Because of the high potential for encountering culturally significant objects on the range, surveys are performed by qualified archaeologists at areas where ground activities are planned. If the survey results in significant findings, an alternative location is selected for the planned activity. Additional inventories are being conducted or planned for the Goldwater Range, with the resulting data to be entered into a geographic information system. This system is a management tool which allows mapping of these sites and other significant features of interest.
In addition to cultural preservation, the Air Force collaborates with local partners on protecting natural resources as well. The range is home to the Sonoran Pronghorn, which was federally listed as an endangered species in 1967. The Air Force, Marine Corps, Army National Guard, U.S. Fish and Wildlife Service, and the Arizona Game and Fish Department work together to conserve the remaining subpopulation of the Sonoran pronghorn found on the range.

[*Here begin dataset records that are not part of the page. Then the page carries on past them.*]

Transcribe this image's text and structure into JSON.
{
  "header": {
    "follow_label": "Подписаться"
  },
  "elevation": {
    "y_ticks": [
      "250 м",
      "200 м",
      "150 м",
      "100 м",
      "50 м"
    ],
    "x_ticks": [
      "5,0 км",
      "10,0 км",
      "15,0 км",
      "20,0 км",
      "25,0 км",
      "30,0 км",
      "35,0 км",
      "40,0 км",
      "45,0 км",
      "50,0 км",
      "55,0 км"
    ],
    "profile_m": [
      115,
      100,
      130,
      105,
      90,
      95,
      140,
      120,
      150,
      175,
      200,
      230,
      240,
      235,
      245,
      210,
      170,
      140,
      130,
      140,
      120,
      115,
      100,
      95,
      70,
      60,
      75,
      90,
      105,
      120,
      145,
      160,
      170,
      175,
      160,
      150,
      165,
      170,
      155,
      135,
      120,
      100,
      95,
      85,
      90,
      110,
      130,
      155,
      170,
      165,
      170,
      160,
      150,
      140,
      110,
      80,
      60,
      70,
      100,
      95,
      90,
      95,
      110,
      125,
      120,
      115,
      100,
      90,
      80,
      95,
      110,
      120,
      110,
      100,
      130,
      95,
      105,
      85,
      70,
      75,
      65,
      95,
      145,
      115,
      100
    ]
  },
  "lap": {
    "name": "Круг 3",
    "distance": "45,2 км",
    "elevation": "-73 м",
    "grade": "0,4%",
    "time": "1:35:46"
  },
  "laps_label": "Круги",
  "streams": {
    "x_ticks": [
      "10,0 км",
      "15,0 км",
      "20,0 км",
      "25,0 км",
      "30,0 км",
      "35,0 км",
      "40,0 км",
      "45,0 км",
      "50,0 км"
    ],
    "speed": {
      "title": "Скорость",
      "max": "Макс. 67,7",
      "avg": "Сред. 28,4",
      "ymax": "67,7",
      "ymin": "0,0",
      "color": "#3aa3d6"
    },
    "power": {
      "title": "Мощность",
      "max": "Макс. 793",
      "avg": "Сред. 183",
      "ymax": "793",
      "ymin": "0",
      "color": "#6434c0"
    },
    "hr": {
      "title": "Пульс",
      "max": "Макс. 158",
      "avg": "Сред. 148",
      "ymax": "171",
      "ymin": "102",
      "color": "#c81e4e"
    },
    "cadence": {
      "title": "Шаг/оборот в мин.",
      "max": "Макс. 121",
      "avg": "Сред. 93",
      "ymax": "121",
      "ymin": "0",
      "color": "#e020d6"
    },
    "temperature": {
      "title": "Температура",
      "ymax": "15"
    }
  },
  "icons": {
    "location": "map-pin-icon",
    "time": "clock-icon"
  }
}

In 2002, the Sonoran pronghorn population on the range dropped nearly 80 percent, primarily due to drought conditions. Lack of rainfall from mid-August 2001 to the winter of 2002 contributed to the lowest count ever — 21. The Air Force, Marine Corps, Army National Guard, FWS and AGFD partners began planning, funding and implementing emergency recovery measures to reverse the low population trend.
The recovery team hauled in water directly to the animals and constructed a one-square mile semi-captive breeding enclosure. Personnel continue to monitor the animals and patrol the perimeter fence for predator intrusion or other tampering.
Although tight Air Force controls have limited public access and kept the proliferation of off-road vehicles from damaging the fragile desert landscape, most of the range complex can be visited by obtaining a permit. There are several visitor regulations associated with obtaining a permit. These are designed to help protect personal safety of visitors while protecting natural and cultural resources on the range. For instance, all vehicles must remain on existing roads at all times. Regulations require each adult 18 years or older have their own permit in their possession while on the range and must call before they enter and after they depart the range. Permits can be obtained from the Range Offices at Gila Bend Air Force Auxiliary Field and Marine Corps Air Station Yuma, Cabeza Prieta National Wildlife Refuge and the Bureau of Land Management offices in Yuma and Phoenix.